The modern town of Ifrane was established by the French administration in 1928 during the protectorate era for their administration due to its Alpine climate. Ifrane was conceived as a "hill station" or colonial type of settlement. It is a resort town set high up in the mountains so that Europeans could find relief from the summer heat of the interior plains of Morocco. Ifrane, the house of Lake Dayet Iffer is also a popular altitude training destination.[3]

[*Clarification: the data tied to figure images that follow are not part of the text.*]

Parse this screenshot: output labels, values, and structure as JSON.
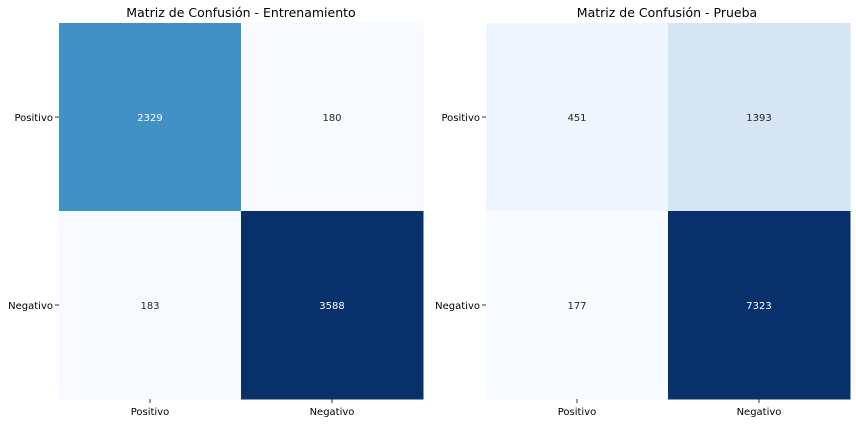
{
  "chart_data": [
    {
      "type": "heatmap",
      "title": "Matriz de Confusión - Entrenamiento",
      "xlabel": "",
      "ylabel": "",
      "x_categories": [
        "Positivo",
        "Negativo"
      ],
      "y_categories": [
        "Positivo",
        "Negativo"
      ],
      "values": [
        [
          2329,
          180
        ],
        [
          183,
          3588
        ]
      ],
      "colormap": "Blues",
      "grid": false,
      "colorbar": false
    },
    {
      "type": "heatmap",
      "title": "Matriz de Confusión - Prueba",
      "xlabel": "",
      "ylabel": "",
      "x_categories": [
        "Positivo",
        "Negativo"
      ],
      "y_categories": [
        "Positivo",
        "Negativo"
      ],
      "values": [
        [
          451,
          1393
        ],
        [
          177,
          7323
        ]
      ],
      "colormap": "Blues",
      "grid": false,
      "colorbar": false
    }
  ],
  "colors": {
    "blues_low": "#f7fbff",
    "blues_high": "#08306b",
    "text_dark": "#262626",
    "text_light": "#ffffff"
  }
}
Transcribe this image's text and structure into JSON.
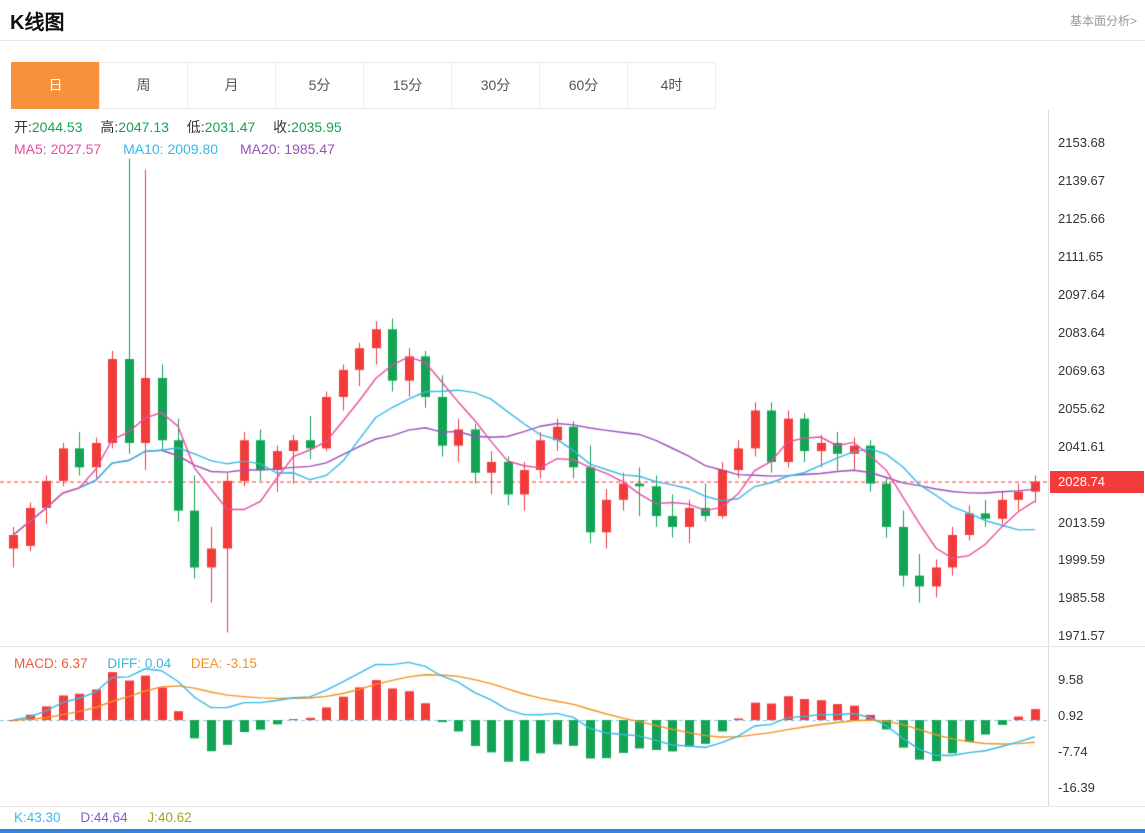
{
  "page": {
    "title": "K线图",
    "top_link": "基本面分析>"
  },
  "tabs": {
    "items": [
      {
        "key": "day",
        "label": "日",
        "active": true
      },
      {
        "key": "week",
        "label": "周",
        "active": false
      },
      {
        "key": "month",
        "label": "月",
        "active": false
      },
      {
        "key": "5min",
        "label": "5分",
        "active": false
      },
      {
        "key": "15min",
        "label": "15分",
        "active": false
      },
      {
        "key": "30min",
        "label": "30分",
        "active": false
      },
      {
        "key": "60min",
        "label": "60分",
        "active": false
      },
      {
        "key": "4hour",
        "label": "4时",
        "active": false
      }
    ]
  },
  "ohlc_bar": {
    "open_label": "开:",
    "open": "2044.53",
    "high_label": "高:",
    "high": "2047.13",
    "low_label": "低:",
    "low": "2031.47",
    "close_label": "收:",
    "close": "2035.95"
  },
  "ma_bar": {
    "ma5_label": "MA5:",
    "ma5": "2027.57",
    "ma10_label": "MA10:",
    "ma10": "2009.80",
    "ma20_label": "MA20:",
    "ma20": "1985.47"
  },
  "price_axis": {
    "labels": [
      "2153.68",
      "2139.67",
      "2125.66",
      "2111.65",
      "2097.64",
      "2083.64",
      "2069.63",
      "2055.62",
      "2041.61",
      "2013.59",
      "1999.59",
      "1985.58",
      "1971.57"
    ],
    "last_price": "2028.74"
  },
  "macd_bar": {
    "macd_label": "MACD:",
    "macd": "6.37",
    "diff_label": "DIFF:",
    "diff": "0.04",
    "dea_label": "DEA:",
    "dea": "-3.15"
  },
  "macd_axis": {
    "labels": [
      "9.58",
      "0.92",
      "-7.74",
      "-16.39"
    ]
  },
  "kdj_bar": {
    "k_label": "K:",
    "k": "43.30",
    "d_label": "D:",
    "d": "44.64",
    "j_label": "J:",
    "j": "40.62"
  },
  "colors": {
    "up": "#f23b3b",
    "down": "#12a454",
    "ma5": "#e94ca1",
    "ma10": "#35b9e6",
    "ma20": "#9b50ba",
    "dea": "#f5921f",
    "macd_value": "#f25b3b",
    "tab_active_bg": "#f7913e",
    "kdj_k": "#35b9e6",
    "kdj_d": "#8a5bc8",
    "kdj_j": "#a2a51d",
    "bottom_bar": "#2e86de",
    "zero_line": "#7ec9e8"
  },
  "chart_data": {
    "type": "candlestick",
    "title": "K线图",
    "period": "日",
    "legend_position": "top-left",
    "grid": false,
    "price_range": [
      1968,
      2166
    ],
    "y_axis_ticks": [
      2153.68,
      2139.67,
      2125.66,
      2111.65,
      2097.64,
      2083.64,
      2069.63,
      2055.62,
      2041.61,
      2013.59,
      1999.59,
      1985.58,
      1971.57
    ],
    "last_price": 2028.74,
    "ohlc_readout": {
      "open": 2044.53,
      "high": 2047.13,
      "low": 2031.47,
      "close": 2035.95
    },
    "ma_readout": {
      "ma5": 2027.57,
      "ma10": 2009.8,
      "ma20": 1985.47
    },
    "overlays": [
      "MA5",
      "MA10",
      "MA20"
    ],
    "candles": [
      [
        2004,
        2012,
        1997,
        2009
      ],
      [
        2005,
        2021,
        2003,
        2019
      ],
      [
        2019,
        2031,
        2013,
        2029
      ],
      [
        2029,
        2043,
        2027,
        2041
      ],
      [
        2041,
        2047,
        2031,
        2034
      ],
      [
        2034,
        2045,
        2030,
        2043
      ],
      [
        2043,
        2077,
        2041,
        2074
      ],
      [
        2074,
        2148,
        2039,
        2043
      ],
      [
        2043,
        2144,
        2033,
        2067
      ],
      [
        2067,
        2072,
        2040,
        2044
      ],
      [
        2044,
        2052,
        2014,
        2018
      ],
      [
        2018,
        2031,
        1993,
        1997
      ],
      [
        1997,
        2012,
        1984,
        2004
      ],
      [
        2004,
        2032,
        1973,
        2029
      ],
      [
        2029,
        2047,
        2027,
        2044
      ],
      [
        2044,
        2048,
        2029,
        2033
      ],
      [
        2033,
        2042,
        2025,
        2040
      ],
      [
        2040,
        2046,
        2028,
        2044
      ],
      [
        2044,
        2053,
        2037,
        2041
      ],
      [
        2041,
        2062,
        2040,
        2060
      ],
      [
        2060,
        2072,
        2055,
        2070
      ],
      [
        2070,
        2080,
        2064,
        2078
      ],
      [
        2078,
        2088,
        2072,
        2085
      ],
      [
        2085,
        2089,
        2062,
        2066
      ],
      [
        2066,
        2078,
        2060,
        2075
      ],
      [
        2075,
        2077,
        2056,
        2060
      ],
      [
        2060,
        2068,
        2038,
        2042
      ],
      [
        2042,
        2052,
        2036,
        2048
      ],
      [
        2048,
        2050,
        2028,
        2032
      ],
      [
        2032,
        2040,
        2024,
        2036
      ],
      [
        2036,
        2038,
        2020,
        2024
      ],
      [
        2024,
        2036,
        2018,
        2033
      ],
      [
        2033,
        2047,
        2030,
        2044
      ],
      [
        2044,
        2052,
        2040,
        2049
      ],
      [
        2049,
        2051,
        2030,
        2034
      ],
      [
        2034,
        2042,
        2006,
        2010
      ],
      [
        2010,
        2026,
        2004,
        2022
      ],
      [
        2022,
        2032,
        2018,
        2028
      ],
      [
        2028,
        2034,
        2016,
        2027
      ],
      [
        2027,
        2031,
        2012,
        2016
      ],
      [
        2016,
        2024,
        2008,
        2012
      ],
      [
        2012,
        2022,
        2006,
        2019
      ],
      [
        2019,
        2028,
        2014,
        2016
      ],
      [
        2016,
        2036,
        2015,
        2033
      ],
      [
        2033,
        2044,
        2030,
        2041
      ],
      [
        2041,
        2058,
        2038,
        2055
      ],
      [
        2055,
        2058,
        2032,
        2036
      ],
      [
        2036,
        2055,
        2034,
        2052
      ],
      [
        2052,
        2054,
        2036,
        2040
      ],
      [
        2040,
        2046,
        2034,
        2043
      ],
      [
        2043,
        2047,
        2033,
        2039
      ],
      [
        2039,
        2045,
        2033,
        2042
      ],
      [
        2042,
        2044,
        2025,
        2028
      ],
      [
        2028,
        2030,
        2008,
        2012
      ],
      [
        2012,
        2018,
        1990,
        1994
      ],
      [
        1994,
        2002,
        1984,
        1990
      ],
      [
        1990,
        2000,
        1986,
        1997
      ],
      [
        1997,
        2012,
        1994,
        2009
      ],
      [
        2009,
        2020,
        2007,
        2017
      ],
      [
        2017,
        2022,
        2012,
        2015
      ],
      [
        2015,
        2025,
        2013,
        2022
      ],
      [
        2022,
        2028,
        2018,
        2025
      ],
      [
        2025,
        2031,
        2021,
        2028.74
      ]
    ],
    "sub_chart": {
      "type": "MACD",
      "readout": {
        "MACD": 6.37,
        "DIFF": 0.04,
        "DEA": -3.15
      },
      "axis_ticks": [
        9.58,
        0.92,
        -7.74,
        -16.39
      ],
      "value_range": [
        -20.6,
        16.8
      ]
    },
    "kdj_readout": {
      "K": 43.3,
      "D": 44.64,
      "J": 40.62
    }
  }
}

The first permanent settlement of the area dates to the 16th century, when the Sharif Sîdî 'Abd al-Salâm established his community in the Tizguit Valley, seven km downstream from the present town. Ifrane is a colonial "hill station", and a "garden city". It is also an "imperial city", a mountain resort, a provincial administrative center, and a college town.


History:

The first permanent settlement of the area dates to the 16th century, when a sharîf by the name of Sîdî ‘Abd al-Salâm established his community in the Tizguit Valley, seven km downstream from the present town. In the Local Amazigh language, Ifran means "caves". Sîdî ‘Abd al-Salâm’s village, called Zaouiat Sidi Abdeslam (or simply the zâwiyah), consisted at first of cave dwellings hollowed out of the limestone valley wall. Only in the last fifty years or so have its inhabitants built houses aboveground. The caves which now lie under these houses are still used as mangers for animals and for storage.

By the mid-17th century Sîdî ‘Abd al-Salâm’s zâwiyah was well enough established to receive an extensive iqtâ’, or land grant, from the ‘Alâwî sultan Mûlây Rashîd b. Muhammad. The iqtâ’ extended from upstream of present Ifrane down the Tizguit valley all the way to El Hajeb escarpment. Late in the 19th century agro-pastoral groups of the Amazigh Senhadja Beni M’guild and Zenata the Ait Seghrouchen, crossing the Middle Atlas from the upper Moulouya Plain, started grazing their herds of sheep and goats on the surrounding plateau. The livelihood of the zâwiyah was based on irrigated agriculture on the valley floor, livestock grazing and forest resources.

The agricultural plots were held as private property (mulk) but the grazing land was under collective tribal jurisdiction (j’maa). The tribally organized populations of the Ifrane-Azrou area submitted to colonial rule after a period of resistance (1913–1917). Resistance continued higher in the mountains (Timahdit, Jebel Fazzaz) until 1922.